When it comes to EU climate and environmental policy, Sweden is considered a progressive force. In the past, the country has repeatedly urged EU member states to be more ambitious in climate protection and to reduce their greenhouse gas emissions. However, when it comes to its own forestry industry, which is harmful to nature and the climate, Sweden’s ambitions for climate and environmental protection quickly fade into the background. This is currently very clear from Sweden’s position on the amendment to the Renewable Energy Directive (RED). In addition to the faster expansion of renewable energies, this also includes regulations for the use of biomass.
So far, the EU subsidizes when forest wood is used as a supposed renewable energy source for power generation. Forests as important carbon reservoirs are thus cleared for burning in power plants. Members of the European Parliament now want to change that. They propose to exclude wood biomass from renewable energy support in order to restore European forests as valuable carbon sinks.
Subsidies make wood burning profitable
However, the Swedish Council Presidency consistently ignores these proposals. Instead, the country is relying on business as usual and making proposals that sound like something from the forestry industry’s list of demands. Ambitious steps in the direction of climate and nature protection are long overdue in the amendment of the RED. The exemption of wood combustion from the CO2 tax in emissions trading and the RED subsidies make it profitable to burn millions of trees in power plants.
Scientists have long warned that cutting and burning forests harms both biodiversity and climate. Wood burning emits even more CO2 per unit of energy than coal, while increased logging ensures that forests can bind even less CO2 from the air. But it’s not just scientists and associations that are sounding the alarm – the wood-processing industries, which compete with the biomass industry for wood as a valuable material, are also calling for an end to subsidies.
Despite these warnings, relevant decision makers failed to limit wood burning in the last revision of the RED. Instead, sustainability criteria for forest biomass were included, which do almost nothing to protect forests and the climate.

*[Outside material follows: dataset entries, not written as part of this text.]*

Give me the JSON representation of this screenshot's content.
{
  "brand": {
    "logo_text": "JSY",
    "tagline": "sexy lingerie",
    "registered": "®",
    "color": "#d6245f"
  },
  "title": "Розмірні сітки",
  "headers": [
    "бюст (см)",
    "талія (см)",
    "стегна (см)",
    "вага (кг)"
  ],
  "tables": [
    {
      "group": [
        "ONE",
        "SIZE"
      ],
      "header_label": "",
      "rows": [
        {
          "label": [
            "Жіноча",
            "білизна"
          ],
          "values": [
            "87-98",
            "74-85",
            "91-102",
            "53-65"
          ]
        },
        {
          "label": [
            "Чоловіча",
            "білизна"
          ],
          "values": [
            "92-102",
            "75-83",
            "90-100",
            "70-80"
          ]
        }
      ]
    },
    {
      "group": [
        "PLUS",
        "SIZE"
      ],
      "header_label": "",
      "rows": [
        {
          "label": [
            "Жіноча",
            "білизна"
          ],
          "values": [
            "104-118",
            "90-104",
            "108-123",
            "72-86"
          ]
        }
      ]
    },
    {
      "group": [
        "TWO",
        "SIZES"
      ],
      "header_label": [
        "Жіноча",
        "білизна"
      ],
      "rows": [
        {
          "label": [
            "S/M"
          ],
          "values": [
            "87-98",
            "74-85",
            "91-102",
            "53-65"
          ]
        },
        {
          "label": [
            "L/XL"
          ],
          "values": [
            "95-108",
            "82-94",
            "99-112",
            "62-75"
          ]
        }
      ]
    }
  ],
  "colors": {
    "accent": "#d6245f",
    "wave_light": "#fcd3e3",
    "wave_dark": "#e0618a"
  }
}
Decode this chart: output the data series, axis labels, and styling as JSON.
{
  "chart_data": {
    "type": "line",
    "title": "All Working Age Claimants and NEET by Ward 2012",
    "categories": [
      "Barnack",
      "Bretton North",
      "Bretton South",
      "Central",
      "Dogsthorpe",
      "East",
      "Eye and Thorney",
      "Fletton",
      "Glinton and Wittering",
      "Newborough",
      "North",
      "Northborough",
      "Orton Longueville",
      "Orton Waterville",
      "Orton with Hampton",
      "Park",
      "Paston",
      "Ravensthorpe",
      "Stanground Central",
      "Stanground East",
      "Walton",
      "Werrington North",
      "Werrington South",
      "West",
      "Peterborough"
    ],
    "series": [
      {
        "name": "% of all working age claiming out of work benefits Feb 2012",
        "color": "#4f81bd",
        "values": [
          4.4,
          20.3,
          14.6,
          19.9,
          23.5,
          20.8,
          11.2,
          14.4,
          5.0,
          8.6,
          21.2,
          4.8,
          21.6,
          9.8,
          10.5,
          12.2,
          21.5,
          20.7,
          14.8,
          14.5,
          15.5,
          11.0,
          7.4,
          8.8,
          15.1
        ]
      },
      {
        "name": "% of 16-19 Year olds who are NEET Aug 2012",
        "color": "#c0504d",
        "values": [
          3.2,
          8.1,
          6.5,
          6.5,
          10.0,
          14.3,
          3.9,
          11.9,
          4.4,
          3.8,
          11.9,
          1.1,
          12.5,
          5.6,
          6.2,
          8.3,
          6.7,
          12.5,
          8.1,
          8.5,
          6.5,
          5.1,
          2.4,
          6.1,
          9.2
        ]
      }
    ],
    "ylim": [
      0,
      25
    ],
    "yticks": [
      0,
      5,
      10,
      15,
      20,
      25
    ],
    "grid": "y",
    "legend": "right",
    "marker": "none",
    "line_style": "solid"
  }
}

Half of all wood for energy production
The consequences are now becoming clear: More than half of the wood harvested in the EU is burned for energy production. Since 2018, several member states have effectively lost their forest CO2 sinks, in part due to excessive logging. Among them are Estonia, Latvia, and Finland. Their forests are now sources of climate-damaging CO2. Germany’s forest sink is also increasingly being reduced.
Sweden is also experiencing an alarming decline in the carbon uptake of its forests. Yet the country is trying to impose its industrial forestry model on the rest of the EU. As long as burning trees is considered a renewable energy source, however, EU member states have little incentive to invest in actual low-carbon technologies.
EU policymakers must not give in to pressure from the Swedish Council Presidency now. As Minister for Climate Action, Robert Habeck must lobby the EU Council to limit and phase out incentives for burning wood so that they do not undermine the EU’s climate and biodiversity goals. EU citizens want and deserve a future with clean energy that protects the climate, forests and health – the Swedish EU Presidency has a responsibility to ensure this.